Obituary – Mercedes Webb-pullman, Kapiti Poet
Mercedes Jean Webb-Pullman, who died on 29 July aged 73, has become a significant literary presence in New Zealand, most well-known for her poetry.
In addition to her 16 solo publications, Mercedes’ poetry and prose also appears in some 50 national and international anthologies. She was particularly proud of having a haiku - the only one from New Zealand - in 100 Haiku for Peace, an international publication in five languages, as well as a plaque with one of her poems on the Paekakariki Arts Walk.

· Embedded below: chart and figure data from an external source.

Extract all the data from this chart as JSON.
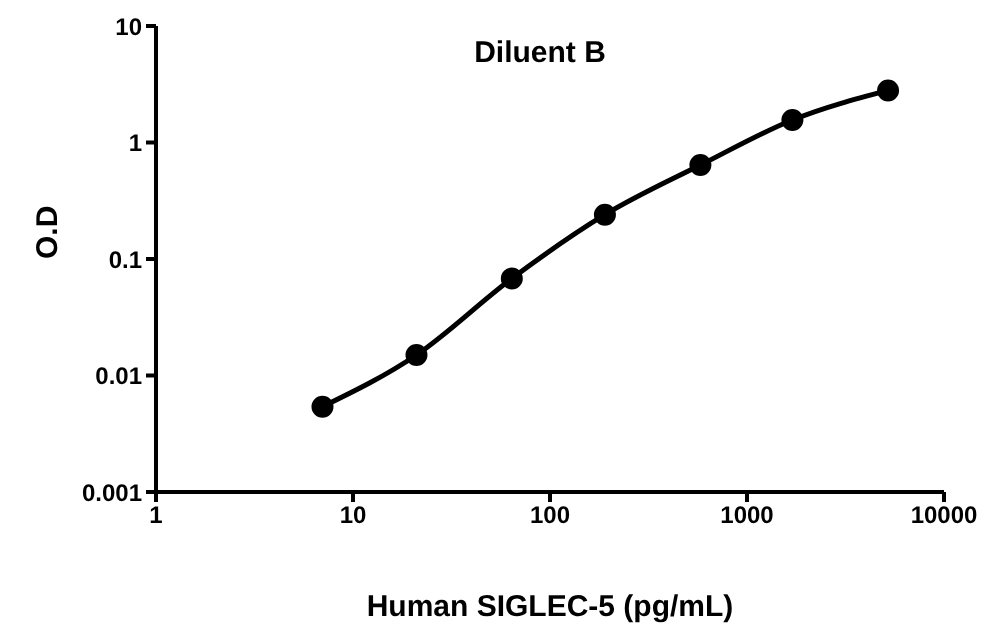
{
  "chart_data": {
    "type": "line",
    "title": "Diluent B",
    "xlabel": "Human SIGLEC-5 (pg/mL)",
    "ylabel": "O.D",
    "log": "xy",
    "x": [
      7,
      21,
      64,
      190,
      580,
      1700,
      5200
    ],
    "series": [
      {
        "color": "#000000",
        "values": [
          0.0054,
          0.015,
          0.068,
          0.24,
          0.64,
          1.56,
          2.8
        ]
      }
    ],
    "xlim": [
      1,
      10000
    ],
    "xticks": [
      1,
      10,
      100,
      1000,
      10000
    ],
    "ylim": [
      0.001,
      10
    ],
    "yticks": [
      0.001,
      0.01,
      0.1,
      1,
      10
    ],
    "grid": false,
    "legend": false,
    "marker": "circle",
    "line_style": "solid"
  }
}
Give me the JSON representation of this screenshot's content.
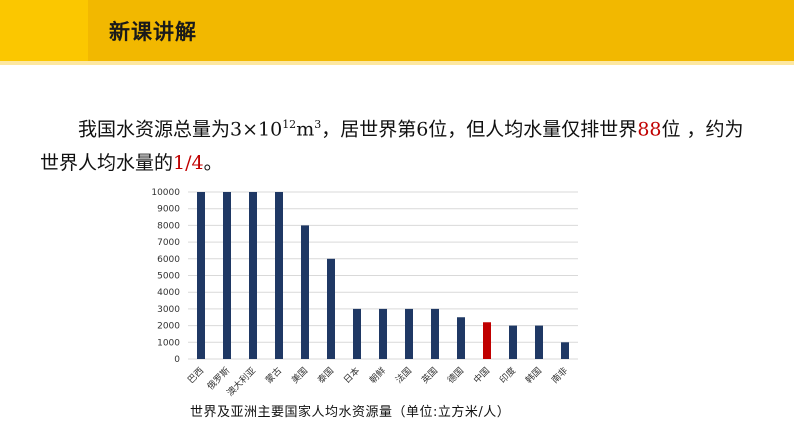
{
  "header": {
    "title": "新课讲解"
  },
  "paragraph": {
    "p1": "我国水资源总量为3×10",
    "exp": "12",
    "p2": "m",
    "exp2": "3",
    "p3": "，居世界第6位，但人均水量仅排世界",
    "rank": "88",
    "p4": "位 ，约为",
    "p5": "世界人均水量的",
    "fraction": "1/4",
    "p6": "。"
  },
  "colors": {
    "accent": "#f9c300",
    "bar": "#1f3864",
    "highlight": "#c00000"
  },
  "chart_data": {
    "type": "bar",
    "title": "世界及亚洲主要国家人均水资源量（单位:立方米/人）",
    "categories": [
      "巴西",
      "俄罗斯",
      "澳大利亚",
      "蒙古",
      "美国",
      "泰国",
      "日本",
      "朝鲜",
      "法国",
      "英国",
      "德国",
      "中国",
      "印度",
      "韩国",
      "南非"
    ],
    "values": [
      10000,
      10000,
      10000,
      10000,
      8000,
      6000,
      3000,
      3000,
      3000,
      3000,
      2500,
      2200,
      2000,
      2000,
      1000
    ],
    "highlight": "中国",
    "yticks": [
      0,
      1000,
      2000,
      3000,
      4000,
      5000,
      6000,
      7000,
      8000,
      9000,
      10000
    ],
    "ylim": [
      0,
      10000
    ],
    "grid": true
  }
}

Mercedes was born in Kaitaia in 1950, and moved with her family to Napier aged 6, where she attended Marewa and Maraenui Primary schools, Napier Intermediate, and Colenso High School. After having UE accredited, she headed south, then for Australia at 18, to Thredbo Alpine Village in the Snowy Mountains. Mercedes loved these mountains, and lived in the area off and on for almost 40 years, with periods in the United States and Sydney in between. During this time Mercedes became an acclaimed stained glass artist, receiving awards, and commissions from both civic and private buyers.

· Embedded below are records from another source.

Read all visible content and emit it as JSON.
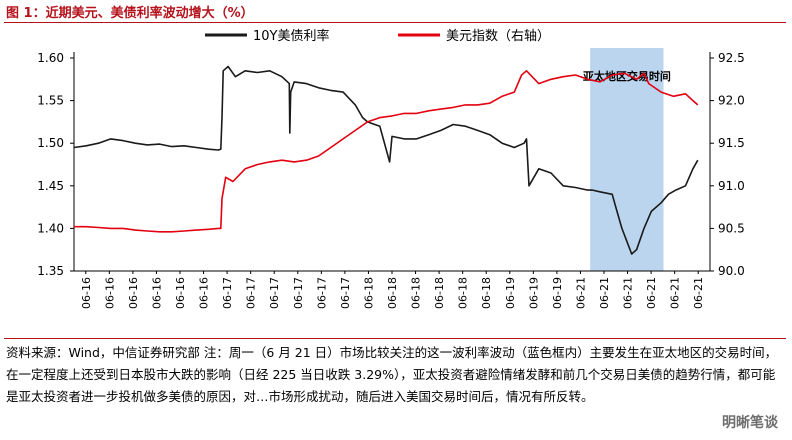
{
  "figure": {
    "title": "图 1：近期美元、美债利率波动增大（%）",
    "note": "资料来源：Wind，中信证券研究部  注：周一（6 月 21 日）市场比较关注的这一波利率波动（蓝色框内）主要发生在亚太地区的交易时间，在一定程度上还受到日本股市大跌的影响（日经 225 当日收跌 3.29%），亚太投资者避险情绪发酵和前几个交易日美债的趋势行情，都可能是亚太投资者进一步投机做多美债的原因，对…市场形成扰动，随后进入美国交易时间后，情况有所反转。",
    "watermark": "明晰笔谈"
  },
  "colors": {
    "yield": "#1a1a1a",
    "dollar": "#e3000f",
    "highlight": "#bcd5ee",
    "accent": "#b5121b"
  },
  "chart_data": {
    "type": "line",
    "title": "",
    "legend": [
      "10Y美债利率",
      "美元指数（右轴）"
    ],
    "legend_position": "top",
    "annotation": "亚太地区交易时间",
    "x_tick_labels": [
      "06-16",
      "06-16",
      "06-16",
      "06-16",
      "06-16",
      "06-16",
      "06-17",
      "06-17",
      "06-17",
      "06-17",
      "06-17",
      "06-17",
      "06-18",
      "06-18",
      "06-18",
      "06-18",
      "06-18",
      "06-18",
      "06-19",
      "06-19",
      "06-19",
      "06-21",
      "06-21",
      "06-21",
      "06-21",
      "06-21",
      "06-21"
    ],
    "x_range": [
      0,
      26
    ],
    "highlight_range": [
      21.1,
      24.1
    ],
    "y_left": {
      "lim": [
        1.35,
        1.6
      ],
      "ticks": [
        "1.35",
        "1.40",
        "1.45",
        "1.50",
        "1.55",
        "1.60"
      ]
    },
    "y_right": {
      "lim": [
        90.0,
        92.5
      ],
      "ticks": [
        "90.0",
        "90.5",
        "91.0",
        "91.5",
        "92.0",
        "92.5"
      ]
    },
    "series": [
      {
        "name": "10Y美债利率",
        "axis": "left",
        "x": [
          0,
          0.5,
          1,
          1.5,
          2,
          2.5,
          3,
          3.5,
          4,
          4.5,
          5,
          5.5,
          5.9,
          6.0,
          6.05,
          6.1,
          6.3,
          6.6,
          7,
          7.5,
          8,
          8.5,
          8.8,
          8.82,
          8.86,
          9,
          9.5,
          10,
          10.5,
          11,
          11.5,
          11.8,
          12,
          12.5,
          12.9,
          13.0,
          13.5,
          14,
          14.5,
          15,
          15.5,
          16,
          16.5,
          17,
          17.5,
          18,
          18.4,
          18.5,
          18.6,
          19,
          19.5,
          20,
          20.5,
          21,
          21.2,
          21.5,
          22,
          22.2,
          22.4,
          22.6,
          22.8,
          23,
          23.3,
          23.6,
          24,
          24.3,
          24.6,
          25,
          25.3,
          25.5
        ],
        "y": [
          1.495,
          1.497,
          1.5,
          1.505,
          1.503,
          1.5,
          1.498,
          1.499,
          1.496,
          1.497,
          1.495,
          1.493,
          1.492,
          1.493,
          1.53,
          1.585,
          1.59,
          1.578,
          1.585,
          1.583,
          1.585,
          1.578,
          1.57,
          1.512,
          1.56,
          1.572,
          1.57,
          1.565,
          1.562,
          1.56,
          1.545,
          1.53,
          1.525,
          1.52,
          1.478,
          1.508,
          1.505,
          1.505,
          1.51,
          1.515,
          1.522,
          1.52,
          1.515,
          1.51,
          1.5,
          1.495,
          1.5,
          1.505,
          1.45,
          1.47,
          1.465,
          1.45,
          1.448,
          1.445,
          1.445,
          1.443,
          1.44,
          1.42,
          1.4,
          1.385,
          1.37,
          1.375,
          1.4,
          1.42,
          1.43,
          1.44,
          1.445,
          1.45,
          1.47,
          1.48
        ]
      },
      {
        "name": "美元指数（右轴）",
        "axis": "right",
        "x": [
          0,
          0.5,
          1,
          1.5,
          2,
          2.5,
          3,
          3.5,
          4,
          4.5,
          5,
          5.5,
          5.9,
          6.0,
          6.05,
          6.2,
          6.5,
          7,
          7.5,
          8,
          8.5,
          9,
          9.5,
          10,
          10.5,
          11,
          11.5,
          12,
          12.5,
          13,
          13.5,
          14,
          14.5,
          15,
          15.5,
          16,
          16.5,
          17,
          17.5,
          18,
          18.3,
          18.5,
          19,
          19.5,
          20,
          20.5,
          21,
          21.5,
          22,
          22.5,
          23,
          23.3,
          23.5,
          24,
          24.5,
          25,
          25.3,
          25.5
        ],
        "y": [
          90.52,
          90.52,
          90.51,
          90.5,
          90.5,
          90.48,
          90.47,
          90.46,
          90.46,
          90.47,
          90.48,
          90.49,
          90.5,
          90.5,
          90.85,
          91.1,
          91.05,
          91.2,
          91.25,
          91.28,
          91.3,
          91.28,
          91.3,
          91.35,
          91.45,
          91.55,
          91.65,
          91.75,
          91.8,
          91.82,
          91.85,
          91.85,
          91.88,
          91.9,
          91.92,
          91.95,
          91.95,
          91.97,
          92.05,
          92.1,
          92.3,
          92.35,
          92.2,
          92.25,
          92.28,
          92.3,
          92.25,
          92.22,
          92.3,
          92.32,
          92.25,
          92.32,
          92.2,
          92.1,
          92.05,
          92.08,
          92.0,
          91.95
        ]
      }
    ]
  }
}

Mercedes Webb-Pullman only started writing in 2007 after her brother Michael gifted her a computer and connected her to the internet. She quickly made a name for herself in online poetry groups, and after coming back to New Zealand in 2008 and settling on the Kapiti Coast, she returned to study, graduating from Victoria University’s International Institute of Modern Letters with an MA in Creative Writing in 2011.
In a 2018 interview, Mercedes said, “For me, good poetry opens up connections that are not always visible. Uses shock techniques to show me a hidden perspective. Shakes my status quo. Soothes and tricks me until I relax, then pounces. Does all that, while talking about something else.”
A reviewer of her collection AFTER THE DANSE remarked on Mercedes’ “…feminine sensibilities and mytho-poetic lyricism [which] dance like the flames of a candle. It is her voice - irreverent, direct, musical - singing with a playfully sinister passion, illuminating the dark chambers of the human heart…a pirouette into the blood and marrow of ruthless authenticity.”
Mercedes’ strong connection to Maori is found in both her stained glass work, and her writings. She donated a magnificent stained glass panel, Tame Iti’s Buttocks, to an auction to raise funds for the Urawera Four defence. Maori language, history and references are to be found throughout her work. A reviewer of her book Ono commented: “In ONO, indigenous Maori speech is illuminated through the subconscious of the observer, the meditations of the traveller, and the sensuality of the wanderer.”
Mercedes’ revolutionary politics found her included in Manifesto Aoatearoa: 101 Political Poems, as well as supporting Palestinian rights. A selection of her poems about Gaza and Palestine were translated into Spanish in 2016 and performed at Palestine Land Day protests in both Argentina and Spain. Her Gaza poems are read to English language students at the Islamic University of Gaza.
Mercedes will be remembered as a consummate wordsmith, an accomplished stained glass artist, a truly revolutionary spirit, and an anarchic, fiercely independent, funny, often-infuriating woman with an incisive intelligence and an equally incisive tongue.
Mercedes is survived by her first husband, Gary Milici, and four of her five siblings.
As per her wishes, Mercedes was cremated on 31 July, 2023. There will be a party to celebrate her life and work on Sunday, 28 July 2024 at St Peters Community Hall, Paekakariki from 1pm-4pm, all welcome.
Two of Mercedes’ poems:
The
Darkening
After sunset she left.
Her
shadow reached back.
As she drew nearer the trees
her
shoulders turned in moonlight
and its cold fire burned
her
blue as eucalyptus.
She seemed to rustle, now,
with foliage;
a dryad whose roots coiled
within a cage
of ribs, of rocks, of stone cliffs
and blanched forest
bones, as if
a siege of leaf had won her.
Then,
like a candle winking out,
she
vanished.
Gaza
In a land of sweet oranges
where heat fever shimmers
over dimpled shell-blown beds
brittle undergrowth, when pressed
releases scents as memories
that lie a long time dead
but will not stay unsaid
though all the world is deaf.
Only dust on breezes scrolls
writing on the unmarked holes
where bones of summers past are spread.
With children’s blood the land is fed.
From children’s blood, a harvest dread.